What is the difference between a dimension and a measure?
If you think about a report, you might realize that there are two kinds of fields.
Some fields are used to segment the data into various groups. These are dimensions.
Other fields are used to compute a value for each segmented group. These are measures (also known as metrics).
- Dimensions group segment or slice the data.
- Measures compute a single value for each group.
Common dimensions include dates (to group rows by year, month, day, etc...) and places (to group rows by country, state, etc...). However, almost any data field can be used as a dimension, because it is very useful to slice the data in different ways.
In an e-commerce context, for example, you might want to slice your sales based on customer type, channel, vendor, status, and dozens of other attributes. You can get very granular. For instance, to compute total sales by customer, you could choose customer id or customer email as a dimension.
Given that a measure computes a single value per group, measures must compute an aggregated value for the entire group (using common aggregation functions such as COUNT, SUM, AVG, MIN, MAX, etc...).
In most domains, there are many more dimensions than measures.
That is because it is very common to slice your data in very different and flexible ways. In contrast, a handful of common measures are typically used.
A common mistake is to assume that quantitative/numeric values are always measures and qualitative values are always dimensions (and vice versa). It's a great rule of thumb, but it's not always true. As an example, imagine that you run an e-commerce store. Using numeric fields as dimensions is sometimes appropriate.

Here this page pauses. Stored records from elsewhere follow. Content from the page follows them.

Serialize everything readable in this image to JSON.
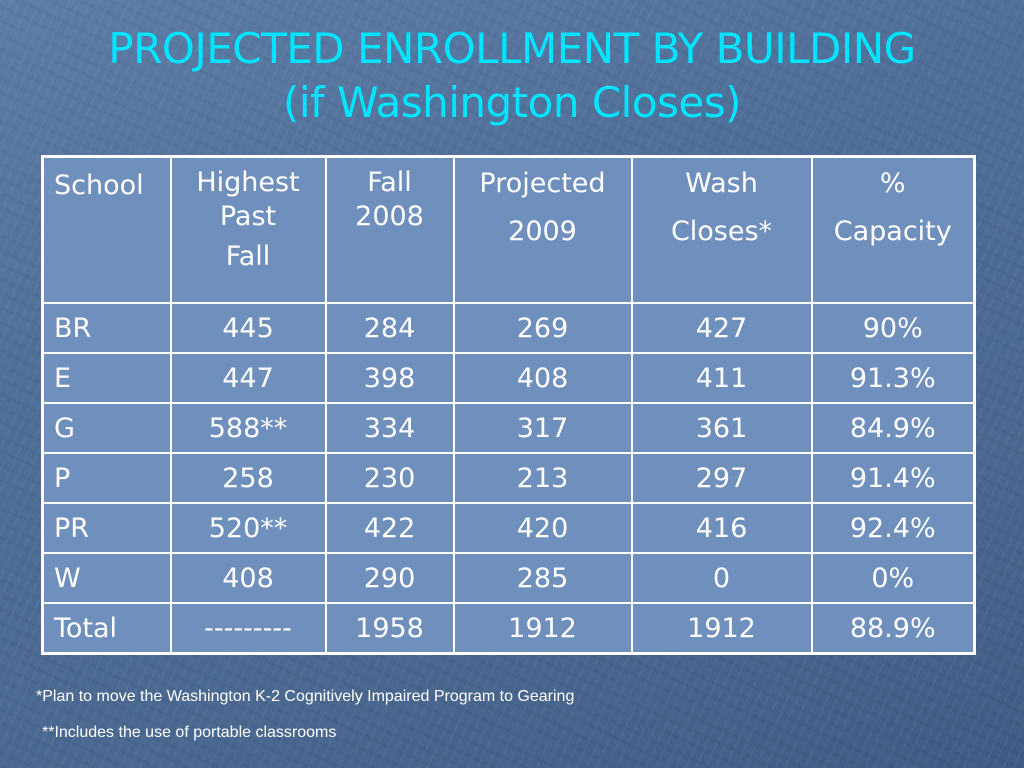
{
  "slide": {
    "title_line1": "PROJECTED ENROLLMENT BY BUILDING",
    "title_line2": "(if Washington Closes)"
  },
  "table": {
    "headers": [
      [
        "School"
      ],
      [
        "Highest Past",
        "Fall"
      ],
      [
        "Fall 2008"
      ],
      [
        "Projected",
        "2009"
      ],
      [
        "Wash",
        "Closes*"
      ],
      [
        "%",
        "Capacity"
      ]
    ],
    "rows": [
      [
        "BR",
        "445",
        "284",
        "269",
        "427",
        "90%"
      ],
      [
        "E",
        "447",
        "398",
        "408",
        "411",
        "91.3%"
      ],
      [
        "G",
        "588**",
        "334",
        "317",
        "361",
        "84.9%"
      ],
      [
        "P",
        "258",
        "230",
        "213",
        "297",
        "91.4%"
      ],
      [
        "PR",
        "520**",
        "422",
        "420",
        "416",
        "92.4%"
      ],
      [
        "W",
        "408",
        "290",
        "285",
        "0",
        "0%"
      ],
      [
        "Total",
        "---------",
        "1958",
        "1912",
        "1912",
        "88.9%"
      ]
    ]
  },
  "footnotes": {
    "note1": "*Plan to move the Washington K-2 Cognitively Impaired Program to Gearing",
    "note2": "**Includes the use of portable classrooms"
  },
  "colors": {
    "background": "#4f6f99",
    "title": "#00e5ff",
    "table_fill": "#6f8fbd",
    "text": "#ffffff"
  }
}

For example, you might want to slice your data by ordered quantity, product price, product weight, customer total spend, etc... However, this can result in a lot of different groups and in practice you are likely to apply a formula to group your numeric fields into a few bins such 'Low' , 'Medium' and 'High'. Similarly, date and text measures are also encountered. You might want a report to show the Latest order date by product by location. Product and location are used as dimensions, while Latest order date is a date measure, and its formula is MAX(OrderDate). You can also apply discretization to turn numeric measures into text measures. For example, a report Sales by region might show a 'Low', 'Medium' and 'High' for each region.